Figure 6. LCI as a real-time reporter of the dynamics of γ-secretase activity and inhibition in live cells.

A. NΔE/RBPjκ LCI reporter cells treated with different concentrations of the γ-secretase inhibitor DAPT exhibited a time- and dose-dependent decrease in complementation activity. B. Complementation activity correlated well with the amount of cleavage product NICD determined by Westerns. C. Kinetics of recovery after removal of inhibitors: All GSIs tested were confirmed to act in a reversible manner with slight differences in recovery half times. D. The NΔE/RBPjκ LCI reporter cells are robust and have been validated for high throughput screening applications. Multiple 96-well plates were seeded and treated with DMSO or DAPT and assayed for bioluminescence and viability.
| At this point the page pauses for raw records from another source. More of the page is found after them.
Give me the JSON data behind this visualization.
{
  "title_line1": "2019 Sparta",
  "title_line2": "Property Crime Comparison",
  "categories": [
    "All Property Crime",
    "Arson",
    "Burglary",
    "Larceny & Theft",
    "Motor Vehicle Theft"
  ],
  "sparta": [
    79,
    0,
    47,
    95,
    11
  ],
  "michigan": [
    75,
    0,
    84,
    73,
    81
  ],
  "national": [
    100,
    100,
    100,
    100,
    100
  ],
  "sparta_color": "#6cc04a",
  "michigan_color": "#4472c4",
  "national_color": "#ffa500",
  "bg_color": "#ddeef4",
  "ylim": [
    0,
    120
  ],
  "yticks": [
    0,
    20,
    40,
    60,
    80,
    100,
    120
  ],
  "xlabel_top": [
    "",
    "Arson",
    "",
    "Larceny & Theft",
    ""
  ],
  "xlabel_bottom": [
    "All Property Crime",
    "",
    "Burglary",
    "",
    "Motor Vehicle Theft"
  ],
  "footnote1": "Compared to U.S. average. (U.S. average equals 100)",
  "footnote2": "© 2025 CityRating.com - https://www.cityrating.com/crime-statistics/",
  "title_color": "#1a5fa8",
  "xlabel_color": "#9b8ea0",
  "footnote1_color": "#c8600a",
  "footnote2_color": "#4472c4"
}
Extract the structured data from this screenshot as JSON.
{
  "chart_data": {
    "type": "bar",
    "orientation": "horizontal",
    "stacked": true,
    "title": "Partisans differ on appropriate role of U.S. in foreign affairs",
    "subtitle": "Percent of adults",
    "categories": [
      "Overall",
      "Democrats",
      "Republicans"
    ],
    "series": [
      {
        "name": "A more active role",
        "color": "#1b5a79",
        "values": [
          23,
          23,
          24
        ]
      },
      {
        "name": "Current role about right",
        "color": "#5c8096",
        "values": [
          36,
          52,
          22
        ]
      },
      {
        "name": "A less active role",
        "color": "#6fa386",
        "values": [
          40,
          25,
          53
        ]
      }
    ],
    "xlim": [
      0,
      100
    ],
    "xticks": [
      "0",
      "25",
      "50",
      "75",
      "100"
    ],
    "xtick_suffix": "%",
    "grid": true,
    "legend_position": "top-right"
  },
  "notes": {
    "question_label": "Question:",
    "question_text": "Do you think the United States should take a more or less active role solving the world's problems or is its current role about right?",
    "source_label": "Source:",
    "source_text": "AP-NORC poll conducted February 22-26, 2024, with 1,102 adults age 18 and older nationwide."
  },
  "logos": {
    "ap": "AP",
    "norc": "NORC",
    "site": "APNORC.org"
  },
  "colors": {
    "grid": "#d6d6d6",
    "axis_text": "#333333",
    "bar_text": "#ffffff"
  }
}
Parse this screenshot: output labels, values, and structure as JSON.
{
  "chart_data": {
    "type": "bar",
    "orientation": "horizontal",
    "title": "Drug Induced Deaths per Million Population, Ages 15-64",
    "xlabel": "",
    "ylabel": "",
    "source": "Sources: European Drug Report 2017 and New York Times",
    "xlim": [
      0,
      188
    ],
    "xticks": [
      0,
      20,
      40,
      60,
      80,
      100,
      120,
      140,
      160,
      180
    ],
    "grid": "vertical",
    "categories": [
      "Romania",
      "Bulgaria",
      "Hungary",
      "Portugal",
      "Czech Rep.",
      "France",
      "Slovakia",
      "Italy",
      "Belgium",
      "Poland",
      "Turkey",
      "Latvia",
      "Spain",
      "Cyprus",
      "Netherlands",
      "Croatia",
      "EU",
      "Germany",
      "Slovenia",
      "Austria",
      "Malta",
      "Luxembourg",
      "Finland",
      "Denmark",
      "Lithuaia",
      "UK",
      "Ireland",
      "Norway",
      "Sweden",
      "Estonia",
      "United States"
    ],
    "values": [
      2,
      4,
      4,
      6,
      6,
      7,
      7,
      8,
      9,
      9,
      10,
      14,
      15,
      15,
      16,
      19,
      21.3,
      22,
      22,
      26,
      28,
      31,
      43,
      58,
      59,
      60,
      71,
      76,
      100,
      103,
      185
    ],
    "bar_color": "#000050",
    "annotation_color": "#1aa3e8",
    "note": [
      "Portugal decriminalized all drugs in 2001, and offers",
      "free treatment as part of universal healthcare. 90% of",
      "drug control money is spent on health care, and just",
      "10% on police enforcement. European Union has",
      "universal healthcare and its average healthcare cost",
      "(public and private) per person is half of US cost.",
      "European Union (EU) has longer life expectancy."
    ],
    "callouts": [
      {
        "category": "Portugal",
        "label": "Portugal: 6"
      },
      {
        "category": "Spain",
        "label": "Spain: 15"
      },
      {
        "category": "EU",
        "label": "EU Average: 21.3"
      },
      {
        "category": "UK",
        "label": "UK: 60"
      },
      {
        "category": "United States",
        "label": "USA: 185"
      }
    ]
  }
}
Z’ factors obtained in these experiments were >0.5, indicating that the assay is excellent for HTS. E. Knockdown by siGL3 Luc and siNCSTN was confirmed by Western analyses. siGL3 Luc efficiently targets Notch-NLuc. siNCSTN efficiently reduced NCSTN protein as well as mature γ-secretase complexes, indicated by the reduction in Presenilin1 NTF fragments. F. Luciferase complementation activity was greatly diminished with siGL3 Luc but not with siNCSTN, suggesting that γ-secretase is not limiting in these cells. G. siNCSTN sensitizes cells to sub-inhibitory concentrations of DAPT.